One answer seems obvious: get some accountability into the NHS by linking it directly into the electoral system. Only when board directors, managers and clinicians have to explain their actions to voters on a regular basis will the NHS move towards being democratic. Sadly, this suggestion is not on even the most distant of political horizons.
In the meantime, the King’s Fund has come up with a thorough survey of how six London primary care organisations attempted to tackle the issue of public involvement in 2000 and 2001. The fund’s excellent booklet analyses the different ways in which each organisation approached the issue.

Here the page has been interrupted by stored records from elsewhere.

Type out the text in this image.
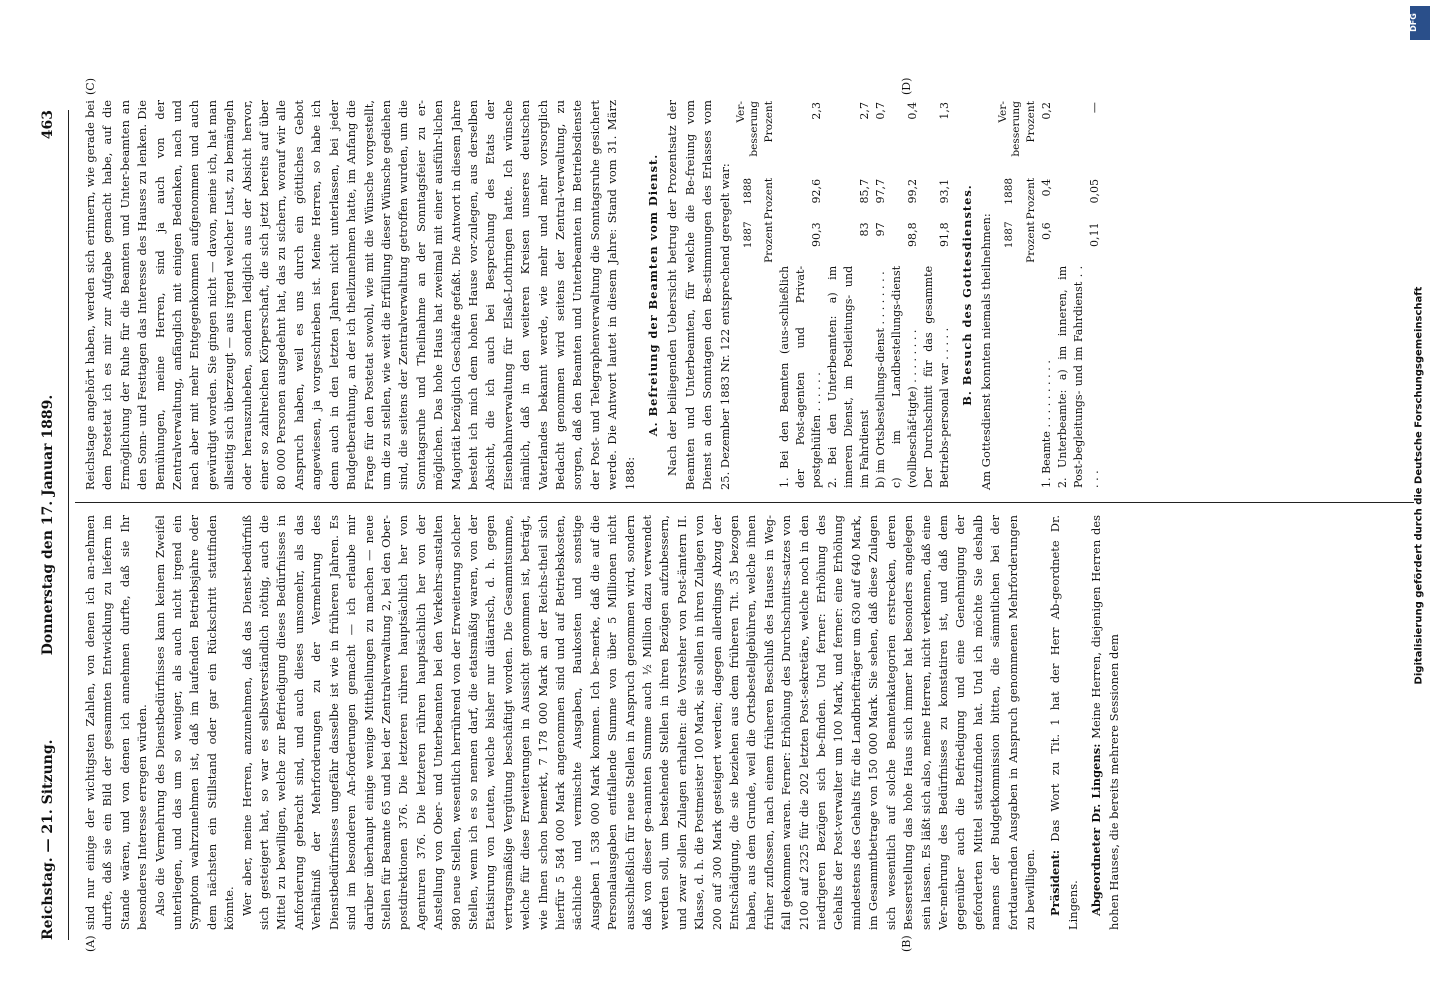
Reichstag. — 21. Sitzung.
Donnerstag den 17. Januar 1889.
463
(A)	(B)
(C)	(D)

sind nur einige der wichtigsten Zahlen, von denen ich an-nehmen durfte, daß sie ein Bild der gesammten Entwicklung zu liefern im Stande wären, und von denen ich annehmen durfte, daß sie Ihr besonderes Interesse erregen würden. Also die Vermehrung des Dienstbedürfnisses kann keinem Zweifel unterliegen, und das um so weniger, als auch nicht irgend ein Symptom wahrzunehmen ist, daß im laufenden Betriebsjahre oder dem nächsten ein Stillstand oder gar ein Rückschritt stattfinden könnte. Wer aber, meine Herren, anzunehmen, daß das Dienst-bedürfniß sich gesteigert hat, so war es selbstverständlich nöthig, auch die Mittel zu bewilligen, welche zur Befriedigung dieses Bedürfnisses in Anforderung gebracht sind, und auch dieses umsomehr, als das Verhältniß der Mehrforderungen zu der Vermehrung des Dienstbedürfnisses ungefähr dasselbe ist wie in früheren Jahren. Es sind im besonderen An-forderungen gemacht — ich erlaube mir darüber überhaupt einige wenige Mittheilungen zu machen — neue Stellen für Beamte 65 und bei der Zentralverwaltung 2, bei den Ober-postdirektionen 376. Die letzteren rühren hauptsächlich her von Agenturen 376. Die letzteren rühren hauptsächlich her von der Anstellung von Ober- und Unterbeamten bei den Verkehrs-anstalten 980 neue Stellen, wesentlich herrührend von der Erweiterung solcher Stellen, wenn ich es so nennen darf, die etatsmäßig waren, von der Etatisirung von Leuten, welche bisher nur diätarisch, d. h. gegen vertragsmäßige Vergütung beschäftigt worden. Die Gesammtsumme, welche für diese Erweiterungen in Aussicht genommen ist, beträgt, wie Ihnen schon bemerkt, 7 178 000 Mark an der Reichs-theil sich hierfür 5 584 000 Mark angenommen sind und auf Betriebskosten, sächliche und vermischte Ausgaben, Baukosten und sonstige Ausgaben 1 538 000 Mark kommen. Ich be-merke, daß die auf die Personalausgaben entfallende Summe von über 5 Millionen nicht ausschließlich für neue Stellen in Anspruch genommen wird, sondern daß von dieser ge-nannten Summe auch ½ Million dazu verwendet werden soll, um bestehende Stellen in ihren Bezügen aufzubessern, und zwar sollen Zulagen erhalten: die Vorsteher von Post-ämtern II. Klasse, d. h. die Postmeister 100 Mark, sie sollen in ihren Zulagen von 200 auf 300 Mark gesteigert werden; dagegen allerdings Abzug der Entschädigung, die sie beziehen aus dem früheren Tit. 35 bezogen haben, aus dem Grunde, weil die Ortsbestellgebühren, welche ihnen früher zuflossen, nach einem früheren Beschluß des Hauses in Weg-fall gekommen waren. Ferner: Erhöhung des Durchschnitts-satzes von 2100 auf 2325 für die 202 letzten Post-sekretäre, welche noch in den niedrigeren Bezügen sich be-finden. Und ferner: Erhöhung des Gehalts der Post-verwalter um 100 Mark, und ferner: eine Erhöhung mindestens des Gehalts für die Landbriefträger um 630 auf 640 Mark, im Gesammtbetrage von 150 000 Mark. Sie sehen, daß diese Zulagen sich wesentlich auf solche Beamtenkategorien erstrecken, deren Besserstellung das hohe Haus sich immer hat besonders angelegen sein lassen. Es läßt sich also, meine Herren, nicht verkennen, daß eine Ver-mehrung des Bedürfnisses zu konstatiren ist, und daß dem gegenüber auch die Befriedigung und eine Genehmigung der geforderten Mittel stattzufinden hat. Und ich möchte Sie deshalb namens der Budgetkommission bitten, die sämmtlichen bei der fortdauernden Ausgaben in Anspruch genommenen Mehrforderungen zu bewilligen. Präsident: Das Wort zu Tit. 1 hat der Herr Ab-geordnete Dr. Lingens. Abgeordneter Dr. Lingens: Meine Herren, diejenigen Herren des hohen Hauses, die bereits mehrere Sessionen dem

Reichstage angehört haben, werden sich erinnern, wie gerade bei dem Postetat ich es mir zur Aufgabe gemacht habe, auf die Ermöglichung der Ruhe für die Beamten und Unter-beamten an den Sonn- und Festtagen das Interesse des Hauses zu lenken. Die Bemühungen, meine Herren, sind ja auch von der Zentralverwaltung, anfänglich mit einigen Bedenken, nach und nach aber mit mehr Entgegenkommen aufgenommen und auch gewürdigt worden. Sie gingen nicht — davon, meine ich, hat man allseitig sich überzeugt — aus irgend welcher Lust, zu bemängeln oder herauszuheben, sondern lediglich aus der Absicht hervor, einer so zahlreichen Körperschaft, die sich jetzt bereits auf über 80 000 Personen ausgedehnt hat, das zu sichern, worauf wir alle Anspruch haben, weil es uns durch ein göttliches Gebot angewiesen, ja vorgeschrieben ist. Meine Herren, so habe ich denn auch in den letzten Jahren nicht unterlassen, bei jeder Budgetberathung, an der ich theilzunehmen hatte, im Anfang die Frage für den Postetat sowohl, wie mit die Wünsche vorgestellt, um die zu stellen, wie weit die Erfüllung dieser Wünsche gediehen sind, die seitens der Zentralverwaltung getroffen wurden, um die Sonntagsruhe und Theilnahme an der Sonntagsfeier zu er-möglichen. Das hohe Haus hat zweimal mit einer ausführ-lichen Majorität bezüglich Geschäfte gefaßt. Die Antwort in diesem Jahre besteht ich mich dem hohen Hause vor-zulegen, aus derselben Absicht, die ich auch bei Besprechung des Etats der Eisenbahnverwaltung für Elsaß-Lothringen hatte. Ich wünsche nämlich, daß in den weiteren Kreisen unseres deutschen Vaterlandes bekannt werde, wie mehr und mehr vorsorglich Bedacht genommen wird seitens der Zentral-verwaltung, zu sorgen, daß den Beamten und Unterbeamten im Betriebsdienste der Post- und Telegraphenverwaltung die Sonntagsruhe gesichert werde. Die Antwort lautet in diesem Jahre: Stand vom 31. März 1888:

A. Befreiung der Beamten vom Dienst. Nach der beiliegenden Uebersicht betrug der Prozentsatz der Beamten und Unterbeamten, für welche die Be-freiung vom Dienst an den Sonntagen den Be-stimmungen des Erlasses vom 25. Dezember 1883 Nr. 122 entsprechend geregelt war:

	1887	1888	Ver-besserung
	Prozent	Prozent	Prozent
1. Bei den Beamten (aus-schließlich der Post-agenten und Privat-postgehülfen . . . . . .	90,3	92,6	2,3
2. Bei den Unterbeamten: a) im inneren Dienst, im Postleitungs- und im Fahrdienst	83	85,7	2,7
b) im Ortsbestellungs-dienst . . . . . . . .	97	97,7	0,7
c) im Landbestellungs-dienst (vollbeschäf-tigte) . . . . . . . .	98,8	99,2	0,4
Der Durchschnitt für das gesammte Betriebs-personal war . . . . .	91,8	93,1	1,3
B. Besuch des Gottesdienstes. Am Gottesdienst konnten niemals theilnehmen:

	1887	1888	Ver-besserung
	Prozent	Prozent	Prozent
1. Beamte . . . . . . . . . .	0,6	0,4	0,2
2. Unterbeamte: a) im inneren, im Post-begleitungs- und im Fahrdienst . . . . .	0,11	0,05	—
DFG
Digitalisierung gefördert durch die Deutsche Forschungsgemeinschaft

When their work began, each of the six were primary care groups with one statutory lay member. The latter tended to be viewed as the ‘expert’ on all matters public. The PCGs’ commitment to public involvement really depended on that person’s energy, strength of character and confidence in relating to seasoned health professionals. Surprisingly, perhaps, some achievements were made.
The survey stresses how a sustained public involvement programme must have a clear strategy and commitment from the whole organisation. It has to be on the agenda of managers all the time and not be seen as a luxury.
All six PCGs surveyed will now have become primary care trusts, whose boards must have statutorily a lay majority. Public involvement is now officially required by such initiatives as the NHS Plan and the national service frameworks.
The researchers believe that the endless reorganisations in the NHS have actually weakened public involvement. After each change, the issue has once again to compete with countless others in the new institutions. It seems self-evident that NHS organisations have never been designed to learn from public voices. The researchers hope that what has been learnt will not have to be re-learnt by the PCTs.
They give examples of how public views were sometimes not taken seriously and could be dismissed if they did not seem to meet the needs of the organisation.
The booklet leaves its readers with the message that the NHS will lose its fear of openness only if it dares to risk openness and welcomes the public’s views wholeheartedly. We can only guess at what follow-up research might find in two years’ time.
I hope this work will be read widely by leaders of PCTs. There is much they could use to promote public involvement.